Tuesday, 30 September 2014

ausreise oder hiobsbotschaft

As Germany and Europe prepare for a series of summits to address the current refugee crisis, this day, twenty-five years ago, saw the resolution of another asylum-campaign, which seems to have a vastly different character from contemporary migration but there may be more similarities than first meet the eye. The Embassy of West German in Prague (das Prager Botschaft), housed in the Baroque Palace Lobkowicz, was the refuge of thousands of East Germans in flight from the oppressive regime—who managed to travel to Czechoslovakia and scale the walls to camp in the compound’s garden.
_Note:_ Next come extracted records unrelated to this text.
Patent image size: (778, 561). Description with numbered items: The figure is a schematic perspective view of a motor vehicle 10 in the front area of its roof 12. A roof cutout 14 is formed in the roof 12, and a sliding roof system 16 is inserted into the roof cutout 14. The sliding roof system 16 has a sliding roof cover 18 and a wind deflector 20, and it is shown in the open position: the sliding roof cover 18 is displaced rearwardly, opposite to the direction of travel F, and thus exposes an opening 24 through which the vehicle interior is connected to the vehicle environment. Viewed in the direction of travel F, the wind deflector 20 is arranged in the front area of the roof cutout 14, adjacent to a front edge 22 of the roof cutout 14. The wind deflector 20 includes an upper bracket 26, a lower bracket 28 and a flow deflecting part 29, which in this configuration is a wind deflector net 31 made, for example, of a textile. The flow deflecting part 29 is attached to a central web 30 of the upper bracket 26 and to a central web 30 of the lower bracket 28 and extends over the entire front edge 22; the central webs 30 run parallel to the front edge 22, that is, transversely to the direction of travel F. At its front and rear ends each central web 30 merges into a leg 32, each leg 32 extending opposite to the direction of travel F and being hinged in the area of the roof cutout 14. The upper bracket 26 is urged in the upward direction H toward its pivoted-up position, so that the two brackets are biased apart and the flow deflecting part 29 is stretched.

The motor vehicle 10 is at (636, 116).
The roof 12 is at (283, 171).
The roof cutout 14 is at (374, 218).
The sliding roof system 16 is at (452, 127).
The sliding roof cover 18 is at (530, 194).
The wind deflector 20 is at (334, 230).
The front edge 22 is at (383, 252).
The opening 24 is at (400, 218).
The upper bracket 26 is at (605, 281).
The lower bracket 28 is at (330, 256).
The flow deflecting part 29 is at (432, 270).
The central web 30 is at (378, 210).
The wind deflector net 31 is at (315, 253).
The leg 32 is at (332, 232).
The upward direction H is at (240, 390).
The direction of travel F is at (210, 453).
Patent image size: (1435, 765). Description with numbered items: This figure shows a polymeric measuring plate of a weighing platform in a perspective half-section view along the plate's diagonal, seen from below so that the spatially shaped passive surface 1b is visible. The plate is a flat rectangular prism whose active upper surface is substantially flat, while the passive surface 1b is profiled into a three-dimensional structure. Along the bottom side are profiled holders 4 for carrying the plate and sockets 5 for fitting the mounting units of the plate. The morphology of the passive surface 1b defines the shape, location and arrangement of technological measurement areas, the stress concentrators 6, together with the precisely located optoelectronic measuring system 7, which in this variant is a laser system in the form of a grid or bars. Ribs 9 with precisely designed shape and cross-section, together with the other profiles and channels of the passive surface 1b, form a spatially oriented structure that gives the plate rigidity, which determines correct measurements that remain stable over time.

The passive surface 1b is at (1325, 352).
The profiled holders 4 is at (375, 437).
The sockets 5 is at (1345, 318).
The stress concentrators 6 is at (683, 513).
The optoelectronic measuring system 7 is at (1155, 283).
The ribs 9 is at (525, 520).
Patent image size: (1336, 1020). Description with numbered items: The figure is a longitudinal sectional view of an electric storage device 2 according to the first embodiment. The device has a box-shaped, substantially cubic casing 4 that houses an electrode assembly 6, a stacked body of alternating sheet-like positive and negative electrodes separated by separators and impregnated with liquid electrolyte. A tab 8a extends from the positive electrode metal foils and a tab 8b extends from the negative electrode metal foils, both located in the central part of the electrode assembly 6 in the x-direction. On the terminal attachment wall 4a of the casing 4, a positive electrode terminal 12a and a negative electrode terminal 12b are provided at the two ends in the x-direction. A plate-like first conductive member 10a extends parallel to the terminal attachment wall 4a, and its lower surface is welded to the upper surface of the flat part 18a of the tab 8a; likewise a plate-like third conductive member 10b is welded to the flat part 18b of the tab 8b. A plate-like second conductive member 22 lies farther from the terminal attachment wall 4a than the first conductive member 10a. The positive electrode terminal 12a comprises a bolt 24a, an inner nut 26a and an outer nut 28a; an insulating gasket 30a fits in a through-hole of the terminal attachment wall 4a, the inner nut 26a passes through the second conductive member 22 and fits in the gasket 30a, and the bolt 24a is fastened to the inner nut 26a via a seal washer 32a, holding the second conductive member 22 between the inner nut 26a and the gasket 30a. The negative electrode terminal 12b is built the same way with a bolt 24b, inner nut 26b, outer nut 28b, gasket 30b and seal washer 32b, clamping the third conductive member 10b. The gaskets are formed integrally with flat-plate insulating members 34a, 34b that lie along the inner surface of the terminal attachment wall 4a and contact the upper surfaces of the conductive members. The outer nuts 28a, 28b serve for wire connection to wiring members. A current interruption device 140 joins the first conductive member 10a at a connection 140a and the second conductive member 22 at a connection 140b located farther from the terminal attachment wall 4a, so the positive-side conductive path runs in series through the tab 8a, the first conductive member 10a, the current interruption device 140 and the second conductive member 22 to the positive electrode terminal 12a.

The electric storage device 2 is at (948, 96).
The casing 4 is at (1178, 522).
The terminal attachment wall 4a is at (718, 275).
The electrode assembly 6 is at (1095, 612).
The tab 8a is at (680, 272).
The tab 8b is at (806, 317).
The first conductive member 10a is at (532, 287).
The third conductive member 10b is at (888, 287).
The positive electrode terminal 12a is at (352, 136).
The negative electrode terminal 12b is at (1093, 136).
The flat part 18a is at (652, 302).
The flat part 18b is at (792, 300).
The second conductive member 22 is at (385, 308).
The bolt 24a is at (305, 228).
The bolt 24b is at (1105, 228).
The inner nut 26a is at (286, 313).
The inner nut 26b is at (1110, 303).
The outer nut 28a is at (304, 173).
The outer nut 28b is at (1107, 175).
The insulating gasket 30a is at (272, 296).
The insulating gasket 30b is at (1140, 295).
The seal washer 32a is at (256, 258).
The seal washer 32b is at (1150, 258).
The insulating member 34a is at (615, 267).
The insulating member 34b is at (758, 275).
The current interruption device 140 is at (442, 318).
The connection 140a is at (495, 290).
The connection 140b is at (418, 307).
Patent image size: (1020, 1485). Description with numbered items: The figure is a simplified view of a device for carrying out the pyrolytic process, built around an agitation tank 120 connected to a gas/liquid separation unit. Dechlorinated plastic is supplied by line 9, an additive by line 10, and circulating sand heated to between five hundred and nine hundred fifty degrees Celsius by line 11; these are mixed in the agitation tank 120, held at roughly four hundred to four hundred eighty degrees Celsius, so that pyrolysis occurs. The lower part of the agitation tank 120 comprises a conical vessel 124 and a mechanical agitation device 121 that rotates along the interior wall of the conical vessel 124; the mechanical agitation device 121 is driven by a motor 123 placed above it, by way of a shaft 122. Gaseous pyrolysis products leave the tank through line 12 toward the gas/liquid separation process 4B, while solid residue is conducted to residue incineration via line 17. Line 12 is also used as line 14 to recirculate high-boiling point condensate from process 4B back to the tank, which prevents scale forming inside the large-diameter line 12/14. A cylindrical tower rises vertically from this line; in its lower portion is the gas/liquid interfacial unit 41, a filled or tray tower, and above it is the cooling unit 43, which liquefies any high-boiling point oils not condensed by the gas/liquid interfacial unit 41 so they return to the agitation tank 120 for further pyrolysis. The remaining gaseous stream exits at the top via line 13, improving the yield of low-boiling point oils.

Overcrowding was becoming problematic as embassy staff tried to care for hundreds seeking sanctuary and climbing the barriers on a daily basis, and the West German government covertly (so as not to appear as a bad host) negotiated with the governments of East Germany and the Soviet Union to work out a deal that eventually granted the refugees safe passage to West Germany, announced by BDR Foreign Minister Hans-Dietrich Genscher from the balcony of the palace on the evening of 30 September to the encampment below. This first chink in the Iron Curtain was followed and overshadowed by other momentous events in the later in the Autumn, but this stand against the DDR regime is commemorated with a metal sculpture of an East German Trabant by local artist David Černý on the embassy grounds.